La discreción de los visitantes
Jamás me he topado de cara con mis fantasmas, los suelo ver en el momento que se van, como en un latigazo de luz, que se podría confundir en la penumbra con el silencioso rabo de mi perro.
Sin embargo, sé todo lo que hacen, en que sillón de la sala se han sentado, qué libro de mi biblioteca han leído, qué cigarrillo se han fumado y qué páginas de literatura han consultado en internet. Sé que hay uno que utiliza el correo electrónico para cartearse cada noche con la mujer amada y sus "te quiero" fantasmales se hunden en el profundo resplandor de mi pantalla.
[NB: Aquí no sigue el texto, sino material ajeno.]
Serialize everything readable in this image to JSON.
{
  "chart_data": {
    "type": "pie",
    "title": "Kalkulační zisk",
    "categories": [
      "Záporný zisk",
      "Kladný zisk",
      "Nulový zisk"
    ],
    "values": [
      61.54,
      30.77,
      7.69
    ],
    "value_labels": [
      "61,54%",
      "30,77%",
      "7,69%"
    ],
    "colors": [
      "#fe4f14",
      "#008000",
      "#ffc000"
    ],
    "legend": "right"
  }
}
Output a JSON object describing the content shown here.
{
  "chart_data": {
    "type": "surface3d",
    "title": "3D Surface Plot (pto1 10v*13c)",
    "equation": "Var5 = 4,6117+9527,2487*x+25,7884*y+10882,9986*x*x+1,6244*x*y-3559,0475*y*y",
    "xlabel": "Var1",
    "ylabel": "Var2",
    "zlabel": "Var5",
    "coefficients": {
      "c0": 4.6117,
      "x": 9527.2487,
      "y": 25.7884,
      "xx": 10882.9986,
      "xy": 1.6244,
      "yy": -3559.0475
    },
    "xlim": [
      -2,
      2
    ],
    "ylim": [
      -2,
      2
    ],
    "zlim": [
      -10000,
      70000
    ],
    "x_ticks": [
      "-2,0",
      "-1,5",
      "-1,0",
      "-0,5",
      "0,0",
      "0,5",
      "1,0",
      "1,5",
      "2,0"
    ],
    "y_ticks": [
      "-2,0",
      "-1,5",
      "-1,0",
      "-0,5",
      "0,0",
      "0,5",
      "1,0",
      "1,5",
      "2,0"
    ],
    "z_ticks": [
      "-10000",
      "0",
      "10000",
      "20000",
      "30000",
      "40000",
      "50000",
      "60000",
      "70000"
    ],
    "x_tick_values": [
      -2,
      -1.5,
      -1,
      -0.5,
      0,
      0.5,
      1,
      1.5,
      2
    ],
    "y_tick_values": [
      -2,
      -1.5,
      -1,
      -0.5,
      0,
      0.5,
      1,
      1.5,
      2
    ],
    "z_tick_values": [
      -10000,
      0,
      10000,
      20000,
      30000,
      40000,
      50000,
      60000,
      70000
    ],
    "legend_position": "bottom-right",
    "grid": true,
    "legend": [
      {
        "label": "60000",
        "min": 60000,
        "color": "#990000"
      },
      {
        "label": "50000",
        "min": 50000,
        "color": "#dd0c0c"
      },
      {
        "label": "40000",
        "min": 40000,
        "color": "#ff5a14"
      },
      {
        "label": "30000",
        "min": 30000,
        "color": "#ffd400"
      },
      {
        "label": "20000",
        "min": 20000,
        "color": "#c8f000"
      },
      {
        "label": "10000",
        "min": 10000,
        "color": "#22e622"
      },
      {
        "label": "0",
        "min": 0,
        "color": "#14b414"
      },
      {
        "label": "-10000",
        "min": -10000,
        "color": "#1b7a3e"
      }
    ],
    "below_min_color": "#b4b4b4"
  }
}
También he notado que son sensuales, aficionados a prepararse bebidas de color añil con sabor a labios y oigo el tintineo impaciente de sus copas como si mantuvieran escondido el Grial en la alacena. Otras veces, se duchan con agua caliente y me empañan los espejos hasta que las claridades matutinas hacen aflorar renovados jardines en las paredes del baño.
Sé que han viajado mucho, que ni siquiera recuerdan todo lo que han amado y yo me siento obligado a rescatarlo. Ahora mis fantasmas llevan años consagrados al estudio de la poesía, y cuando amanece abrigo la esperanza de descubrir que me han dejado un verso nuevo, como un exquisito dulce en la nevera. Pero cuando desaparecen, lo único que queda es un revuelo de pijamas y palomas en mi casa, de emociones y recuerdos quiero decir, que yo intentaré verter aunque sea torpemente en este cuaderno.